= 1341 Kerala floods =

Extreme weather event in medieval Kerala

The 1341 Kerala Floods (also referred to as the 1341 Periyar River Floods) refer to a possible extreme weather event — most likely a deluge — that occurred in the year 1341 CE in present-day Kerala, on the Malabar Coast of southern India, along the Periyar River. No direct historical accounts of this flood survive today. Present-day knowledge about the event is based primarily on references to a calendar known as the "Puthuvype Era" or "Era of the New Deposit", which begins in 1341 CE. Understanding of the flood is further supported by findings from the Pattanam archaeological excavation in the Kodungallur-North Paravur region near Cochin, as well as geological studies of Vypin Island and the Fort Kochi area.

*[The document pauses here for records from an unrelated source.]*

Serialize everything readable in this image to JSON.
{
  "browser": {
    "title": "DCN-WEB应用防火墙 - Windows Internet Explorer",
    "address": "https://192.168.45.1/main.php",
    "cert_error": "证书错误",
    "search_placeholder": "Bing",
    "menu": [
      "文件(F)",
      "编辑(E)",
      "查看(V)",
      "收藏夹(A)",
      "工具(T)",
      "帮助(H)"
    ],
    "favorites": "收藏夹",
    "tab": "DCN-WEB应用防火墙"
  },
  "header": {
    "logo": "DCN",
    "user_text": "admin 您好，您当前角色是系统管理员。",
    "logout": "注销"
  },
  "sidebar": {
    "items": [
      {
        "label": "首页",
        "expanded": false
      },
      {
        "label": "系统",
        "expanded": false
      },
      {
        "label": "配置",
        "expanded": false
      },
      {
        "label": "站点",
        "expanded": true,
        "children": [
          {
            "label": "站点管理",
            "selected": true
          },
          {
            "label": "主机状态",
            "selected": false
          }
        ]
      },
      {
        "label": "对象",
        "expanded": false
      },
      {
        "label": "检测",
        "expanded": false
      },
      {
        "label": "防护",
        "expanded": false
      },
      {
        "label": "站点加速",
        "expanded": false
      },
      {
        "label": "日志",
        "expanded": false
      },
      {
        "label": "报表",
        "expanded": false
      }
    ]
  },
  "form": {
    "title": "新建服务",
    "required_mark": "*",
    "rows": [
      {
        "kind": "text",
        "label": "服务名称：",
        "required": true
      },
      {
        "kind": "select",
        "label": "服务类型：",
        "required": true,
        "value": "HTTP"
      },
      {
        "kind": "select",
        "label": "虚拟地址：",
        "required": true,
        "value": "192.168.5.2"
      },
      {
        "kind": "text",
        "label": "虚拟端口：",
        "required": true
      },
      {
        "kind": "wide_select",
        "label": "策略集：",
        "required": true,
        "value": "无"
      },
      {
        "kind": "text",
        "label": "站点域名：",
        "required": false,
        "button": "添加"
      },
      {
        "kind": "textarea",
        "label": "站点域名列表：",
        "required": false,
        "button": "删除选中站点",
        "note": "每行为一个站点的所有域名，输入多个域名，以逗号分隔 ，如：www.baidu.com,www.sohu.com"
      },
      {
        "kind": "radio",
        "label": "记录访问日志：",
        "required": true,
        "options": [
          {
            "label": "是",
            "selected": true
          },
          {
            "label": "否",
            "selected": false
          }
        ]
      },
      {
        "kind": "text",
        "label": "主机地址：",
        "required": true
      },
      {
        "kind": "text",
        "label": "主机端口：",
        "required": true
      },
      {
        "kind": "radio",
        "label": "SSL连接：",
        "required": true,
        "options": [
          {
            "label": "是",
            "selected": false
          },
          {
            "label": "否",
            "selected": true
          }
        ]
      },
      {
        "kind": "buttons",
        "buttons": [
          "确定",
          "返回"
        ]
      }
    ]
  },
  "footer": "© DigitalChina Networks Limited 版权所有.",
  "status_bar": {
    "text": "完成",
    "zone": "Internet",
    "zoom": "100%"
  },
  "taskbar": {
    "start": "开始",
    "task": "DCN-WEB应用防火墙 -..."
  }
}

It is widely believed that excessive siltation, caused by runoff from the Western Ghats through the Periyar River during the floods, led to a change in the Periyar's course and the destruction of the early historic natural port of Muziris (Muchiri). The accretion following the deluge perhaps brought about significant changes to the coastline between Alappuzha and Kodungallur, resulting in the formation of new land masses such as Vypin Island and extensive soil deposits in the Panangad-Kumbalam region. Historians also believe the floods played a major role in the formation of Cochin Port and the estuary on the Vembanad.